Im Mai vergangenen Jahres traf es den türkischen Schuldirektor Orhan Inandi. Er leitete in der kirgisischen Hauptstadt Bischeck eine Bildungs­einrichtung, die Gülen zugerechnet wird. Inandi verließ seine Wohnung, um zu einer Verabredung zu fahren. Später fand man sein Auto mit offenen Türen und platten Reifen. Fünf Wochen danach präsentierte Erdogan auf einer Presse­konferenz in Ankara stolz ein Foto, das Inandi in Handschellen zwischen zwei türkischen Flaggen zeigt. „In sorgfältiger und geduldiger Arbeit hat der MIT Orhan Inandi in die Türkei zurückgebracht“, berichtete Erdogan. Schon 2019 hatte die Türkei Inandis Auslieferung beantragt. Kirgisien lehnte das Ersuchen aber ab, weil der Lehrer auch die kirgisische Staats­bürgerschaft besaß.

Nach Angaben des türkischen Innen­ministeriums vom vergangenen Jahr hat die Regierung rund 800 Auslieferungs­ersuchen für mutmaßliche Gülen-Anhänger an 105 Länder gerichtet. Ein prominentes Beispiel ist der Fall Bülent Kenes. Der 53-Jährige lebt seit über sechs Jahren mit seiner Frau und zwei Kindern im Exil in Stockholm. Erdogan fordert von der schwedischen Regierung die Überstellung des Journalisten, der vor seiner Flucht aus der Türkei Chefredakteur einer Gülen-nahen Tageszeitung war. Die Causa Kenes hat weltweit Aufsehen erregt, weil Erdogan höchst­persönlich kürzlich in einer Presse­konferenz erklärte, die Türkei mache ihre Zustimmung zum Nato-Beitritt Schwedens von der Auslieferung des Journalisten abhängig.

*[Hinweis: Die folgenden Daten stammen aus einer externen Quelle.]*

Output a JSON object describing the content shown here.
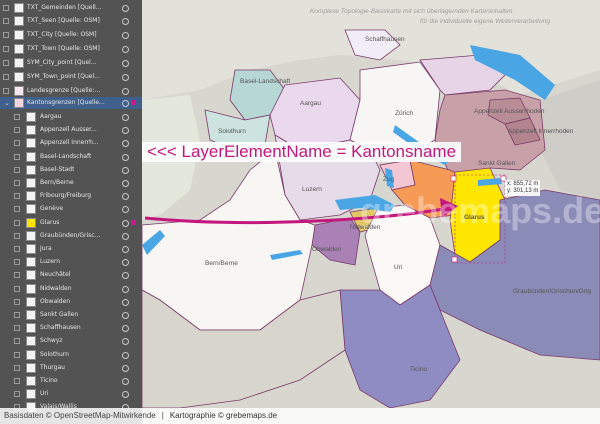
{
  "layers_panel": {
    "layers": [
      {
        "label": "TXT_Gemeinden [Quell..."
      },
      {
        "label": "TXT_Seen [Quelle: OSM]"
      },
      {
        "label": "TXT_City [Quelle: OSM]"
      },
      {
        "label": "TXT_Town [Quelle: OSM]"
      },
      {
        "label": "SYM_City_point [Quel..."
      },
      {
        "label": "SYM_Town_point [Quel..."
      },
      {
        "label": "Landesgrenze [Quelle:..."
      },
      {
        "label": "Kantonsgrenzen [Quelle..."
      }
    ],
    "sublayers": [
      "Aargau",
      "Appenzell Ausser...",
      "Appenzell Innerrh...",
      "Basel-Landschaft",
      "Basel-Stadt",
      "Bern/Berne",
      "Fribourg/Freiburg",
      "Genève",
      "Glarus",
      "Graubünden/Grisc...",
      "Jura",
      "Luzern",
      "Neuchâtel",
      "Nidwalden",
      "Obwalden",
      "Sankt Gallen",
      "Schaffhausen",
      "Schwyz",
      "Solothurn",
      "Thurgau",
      "Ticino",
      "Uri",
      "Valais/Wallis"
    ]
  },
  "map": {
    "watermark_lines": [
      "Komplexe Topologie-Basiskarte mit sich überlagernden Karteninhalten",
      "für die individuelle eigene Weiterverarbeitung."
    ],
    "annotation_text": "<<< LayerElementName = Kantonsname",
    "coordinates": {
      "x": "x: 855,72 m",
      "y": "y: 301,13 m"
    },
    "labels": [
      {
        "text": "Schaffhausen"
      },
      {
        "text": "Basel-Landschaft"
      },
      {
        "text": "Aargau"
      },
      {
        "text": "Solothurn"
      },
      {
        "text": "Zürich"
      },
      {
        "text": "Appenzell Ausserrhoden"
      },
      {
        "text": "Appenzell Innerrhoden"
      },
      {
        "text": "Sankt Gallen"
      },
      {
        "text": "Zug"
      },
      {
        "text": "Luzern"
      },
      {
        "text": "Glarus"
      },
      {
        "text": "Nidwalden"
      },
      {
        "text": "Obwalden"
      },
      {
        "text": "Bern/Berne"
      },
      {
        "text": "Uri"
      },
      {
        "text": "Graubünden/Grischun/Grig"
      },
      {
        "text": "Ticino"
      }
    ],
    "watermark_big": "grebemaps.de"
  },
  "status_bar": {
    "source": "Basisdaten © OpenStreetMap-Mitwirkende",
    "credit": "Kartographie © grebemaps.de"
  },
  "colors": {
    "selected_canton": "#ffe600",
    "accent": "#c4177e",
    "selection": "#3f5f8c"
  }
}
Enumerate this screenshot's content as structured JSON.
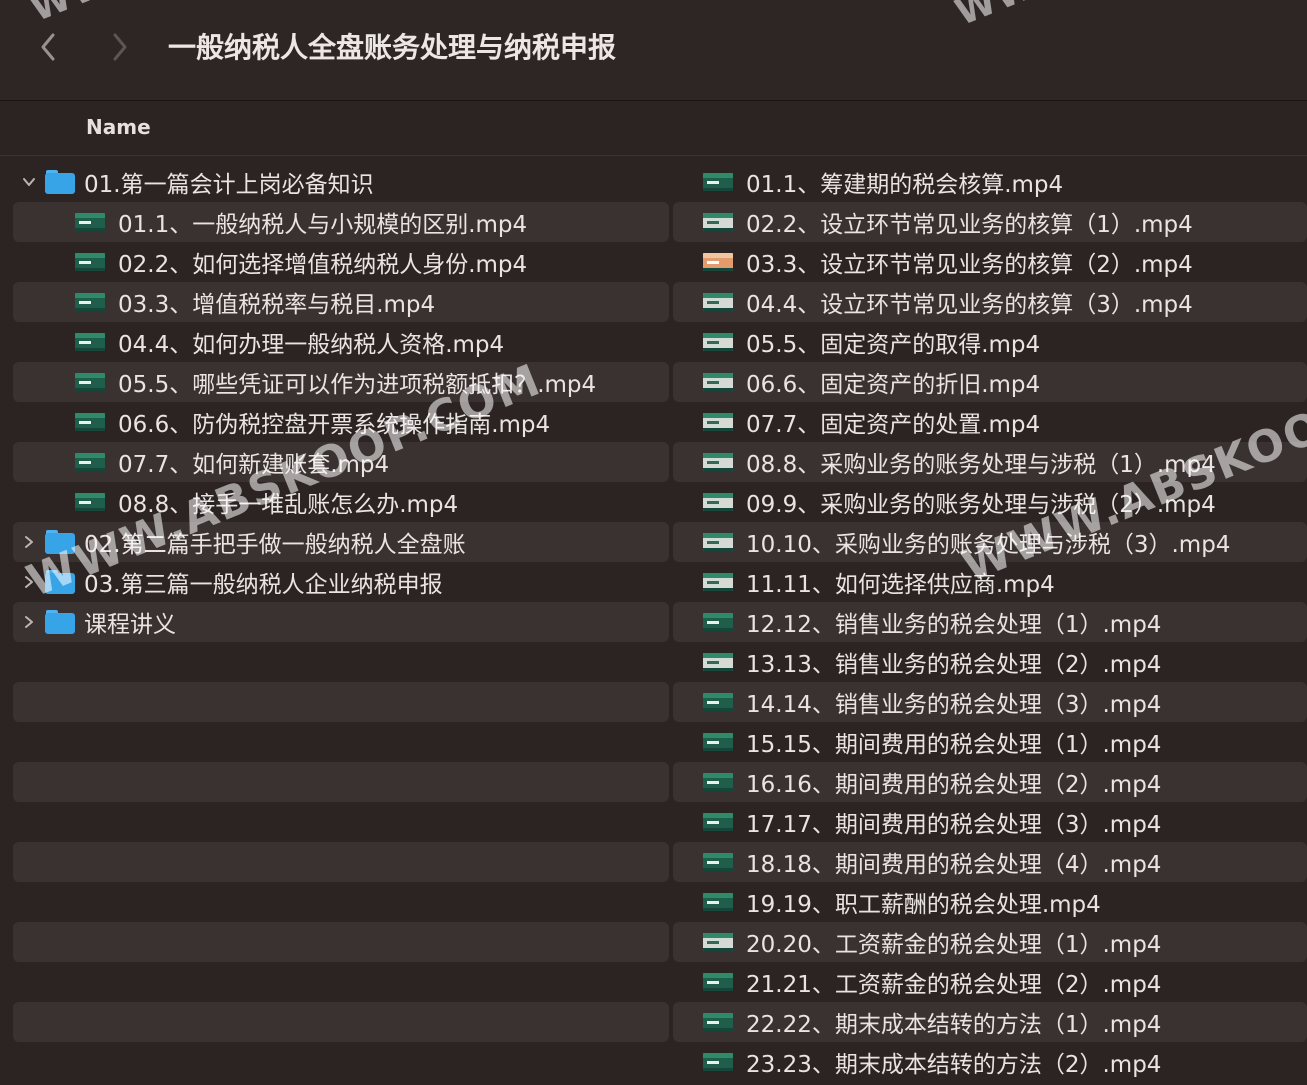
{
  "window": {
    "title": "一般纳税人全盘账务处理与纳税申报"
  },
  "column_header": {
    "name": "Name"
  },
  "left_rows": [
    {
      "kind": "folder",
      "expanded": true,
      "label": "01.第一篇会计上岗必备知识"
    },
    {
      "kind": "file",
      "icon": "video-thumbnail-icon",
      "label": "01.1、一般纳税人与小规模的区别.mp4"
    },
    {
      "kind": "file",
      "icon": "video-thumbnail-icon",
      "label": "02.2、如何选择增值税纳税人身份.mp4"
    },
    {
      "kind": "file",
      "icon": "video-thumbnail-icon",
      "label": "03.3、增值税税率与税目.mp4"
    },
    {
      "kind": "file",
      "icon": "video-thumbnail-icon",
      "label": "04.4、如何办理一般纳税人资格.mp4"
    },
    {
      "kind": "file",
      "icon": "video-thumbnail-icon",
      "label": "05.5、哪些凭证可以作为进项税额抵扣？.mp4"
    },
    {
      "kind": "file",
      "icon": "video-thumbnail-icon",
      "label": "06.6、防伪税控盘开票系统操作指南.mp4"
    },
    {
      "kind": "file",
      "icon": "video-thumbnail-icon",
      "label": "07.7、如何新建账套.mp4"
    },
    {
      "kind": "file",
      "icon": "video-thumbnail-icon",
      "label": "08.8、接手一堆乱账怎么办.mp4"
    },
    {
      "kind": "folder",
      "expanded": false,
      "label": "02.第二篇手把手做一般纳税人全盘账"
    },
    {
      "kind": "folder",
      "expanded": false,
      "label": "03.第三篇一般纳税人企业纳税申报"
    },
    {
      "kind": "folder",
      "expanded": false,
      "label": "课程讲义"
    }
  ],
  "right_rows": [
    {
      "icon": "video-thumbnail-icon",
      "label": "01.1、筹建期的税会核算.mp4"
    },
    {
      "icon": "video-thumbnail-icon",
      "label": "02.2、设立环节常见业务的核算（1）.mp4"
    },
    {
      "icon": "video-thumbnail-icon",
      "label": "03.3、设立环节常见业务的核算（2）.mp4"
    },
    {
      "icon": "video-thumbnail-icon",
      "label": "04.4、设立环节常见业务的核算（3）.mp4"
    },
    {
      "icon": "video-thumbnail-icon",
      "label": "05.5、固定资产的取得.mp4"
    },
    {
      "icon": "video-thumbnail-icon",
      "label": "06.6、固定资产的折旧.mp4"
    },
    {
      "icon": "video-thumbnail-icon",
      "label": "07.7、固定资产的处置.mp4"
    },
    {
      "icon": "video-thumbnail-icon",
      "label": "08.8、采购业务的账务处理与涉税（1）.mp4"
    },
    {
      "icon": "video-thumbnail-icon",
      "label": "09.9、采购业务的账务处理与涉税（2）.mp4"
    },
    {
      "icon": "video-thumbnail-icon",
      "label": "10.10、采购业务的账务处理与涉税（3）.mp4"
    },
    {
      "icon": "video-thumbnail-icon",
      "label": "11.11、如何选择供应商.mp4"
    },
    {
      "icon": "video-thumbnail-icon",
      "label": "12.12、销售业务的税会处理（1）.mp4"
    },
    {
      "icon": "video-thumbnail-icon",
      "label": "13.13、销售业务的税会处理（2）.mp4"
    },
    {
      "icon": "video-thumbnail-icon",
      "label": "14.14、销售业务的税会处理（3）.mp4"
    },
    {
      "icon": "video-thumbnail-icon",
      "label": "15.15、期间费用的税会处理（1）.mp4"
    },
    {
      "icon": "video-thumbnail-icon",
      "label": "16.16、期间费用的税会处理（2）.mp4"
    },
    {
      "icon": "video-thumbnail-icon",
      "label": "17.17、期间费用的税会处理（3）.mp4"
    },
    {
      "icon": "video-thumbnail-icon",
      "label": "18.18、期间费用的税会处理（4）.mp4"
    },
    {
      "icon": "video-thumbnail-icon",
      "label": "19.19、职工薪酬的税会处理.mp4"
    },
    {
      "icon": "video-thumbnail-icon",
      "label": "20.20、工资薪金的税会处理（1）.mp4"
    },
    {
      "icon": "video-thumbnail-icon",
      "label": "21.21、工资薪金的税会处理（2）.mp4"
    },
    {
      "icon": "video-thumbnail-icon",
      "label": "22.22、期末成本结转的方法（1）.mp4"
    },
    {
      "icon": "video-thumbnail-icon",
      "label": "23.23、期末成本结转的方法（2）.mp4"
    }
  ],
  "watermark": {
    "text_main": "WWW.ABSKOOP.COM",
    "text_top": "WWW"
  },
  "colors": {
    "background": "#2b2422",
    "row_alt": "#3a3230",
    "folder": "#38a4e8",
    "text": "#e9e3e1"
  }
}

Auch sechseinhalb Jahre nach dem Putschversuch: die Säuberungen gehen weiter

Auch sechseinhalb Jahre nach dem Putsch­versuch gehen die „Säuberungen“ gegen Gülen-Anhänger unvermindert weiter. Am Mittwoch nahm die Polizei 17 Personen wegen angeblicher Gülen-Verbindungen fest. Nach Angaben von Innen­minister Süleyman Soylu vom vergangenen Sommer wurden seit dem Putsch­versuch 332.884 Menschen festgenommen. 19.252 sitzen in Strafhaft, nach 24.000 weiteren mutmaßlichen Gülen-Anhängern im In- und Ausland werde gefahndet, sagte Soylu.

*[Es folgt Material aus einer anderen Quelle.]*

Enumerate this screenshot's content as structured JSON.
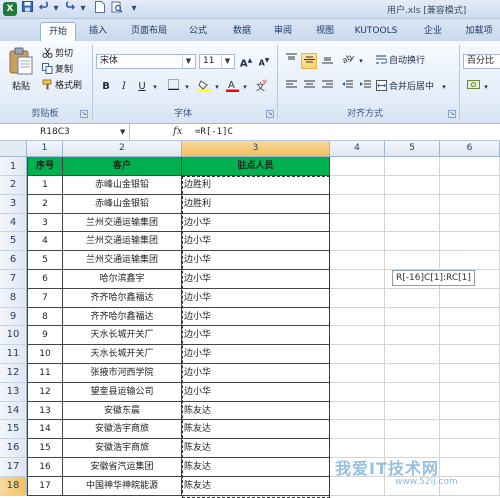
{
  "window": {
    "title": "用户.xls  [兼容模式]",
    "app_logo": "X",
    "qat": [
      "save-icon",
      "undo-icon",
      "redo-icon",
      "new-file-icon",
      "print-preview-icon"
    ]
  },
  "tabs": [
    {
      "label": "开始",
      "active": true
    },
    {
      "label": "插入"
    },
    {
      "label": "页面布局"
    },
    {
      "label": "公式"
    },
    {
      "label": "数据"
    },
    {
      "label": "审阅"
    },
    {
      "label": "视图"
    },
    {
      "label": "KUTOOLS"
    },
    {
      "label": "企业"
    },
    {
      "label": "加载项"
    }
  ],
  "ribbon": {
    "clipboard": {
      "paste": "粘贴",
      "cut": "剪切",
      "copy": "复制",
      "format_painter": "格式刷",
      "label": "剪贴板"
    },
    "font": {
      "name": "宋体",
      "size": "11",
      "grow": "A",
      "shrink": "A",
      "bold": "B",
      "italic": "I",
      "underline": "U",
      "label": "字体",
      "font_color": "#ff0000",
      "fill_color": "#ffff00"
    },
    "alignment": {
      "wrap": "自动换行",
      "merge": "合并后居中",
      "label": "对齐方式"
    },
    "number": {
      "format": "百分比"
    }
  },
  "formula_bar": {
    "name_box": "R18C3",
    "fx": "fx",
    "formula": "=R[-1]C"
  },
  "grid": {
    "columns": [
      "1",
      "2",
      "3",
      "4",
      "5",
      "6"
    ],
    "header_row": {
      "seq": "序号",
      "customer": "客户",
      "staff": "驻点人员"
    },
    "rows": [
      {
        "row": "2",
        "seq": "1",
        "customer": "赤峰山金银铅",
        "staff": "边胜利"
      },
      {
        "row": "3",
        "seq": "2",
        "customer": "赤峰山金银铅",
        "staff": "边胜利"
      },
      {
        "row": "4",
        "seq": "3",
        "customer": "兰州交通运输集团",
        "staff": "边小华"
      },
      {
        "row": "5",
        "seq": "4",
        "customer": "兰州交通运输集团",
        "staff": "边小华"
      },
      {
        "row": "6",
        "seq": "5",
        "customer": "兰州交通运输集团",
        "staff": "边小华"
      },
      {
        "row": "7",
        "seq": "6",
        "customer": "哈尔滨鑫宇",
        "staff": "边小华"
      },
      {
        "row": "8",
        "seq": "7",
        "customer": "齐齐哈尔鑫福达",
        "staff": "边小华"
      },
      {
        "row": "9",
        "seq": "8",
        "customer": "齐齐哈尔鑫福达",
        "staff": "边小华"
      },
      {
        "row": "10",
        "seq": "9",
        "customer": "天水长城开关厂",
        "staff": "边小华"
      },
      {
        "row": "11",
        "seq": "10",
        "customer": "天水长城开关厂",
        "staff": "边小华"
      },
      {
        "row": "12",
        "seq": "11",
        "customer": "张掖市河西学院",
        "staff": "边小华"
      },
      {
        "row": "13",
        "seq": "12",
        "customer": "望奎县运输公司",
        "staff": "边小华"
      },
      {
        "row": "14",
        "seq": "13",
        "customer": "安徽东晨",
        "staff": "陈友达"
      },
      {
        "row": "15",
        "seq": "14",
        "customer": "安徽浩宇商旅",
        "staff": "陈友达"
      },
      {
        "row": "16",
        "seq": "15",
        "customer": "安徽浩宇商旅",
        "staff": "陈友达"
      },
      {
        "row": "17",
        "seq": "16",
        "customer": "安徽省汽运集团",
        "staff": "陈友达"
      },
      {
        "row": "18",
        "seq": "17",
        "customer": "中国神华神皖能源",
        "staff": "陈友达"
      }
    ],
    "header_color": "#00b050",
    "tooltip": "R[-16]C[1]:RC[1]"
  },
  "watermark": {
    "text": "我爱IT技术网",
    "url": "www.52ij.com"
  }
}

Viele Erdogan-Gegner und Bürgerrechtler, die in den vergangenen Jahren ins Ausland geflüchtet sind, leben nun in Angst. Auch wenn sie sich vor Auslieferung sicher glaubten, müssen sie fürchten, in die Türkei verschleppt zu werden, wie Orhan Inandi. Auf einen fairen Prozess ist in der Türkei kein Verlass. Das zeigen Urteile wie der Richterspruch gegen den Kulturförderer Osman Kavala, den ein Istanbuler Gericht im April wegen „versuchten Sturzes der Regierung“ und „politischer Spionage“ zu lebenslanger Insolationshaft ohne Möglichkeit einer Begnadigung verurteilte.

Auch um die Auslieferung des heute 81-jährigen Fethullah Gülen bemüht sich die Regierung seit Jahren, allerdings erfolglos. Im vergangenen Jahr entführte der MIT seinen Neffen Selahaddin aus Kenia. Gülen selbst, der gut bewacht auf einem Landsitz in Saylorsburg in Pennsylvania lebt, dürfte dort vor den türkischen Agenten relativ sicher sein.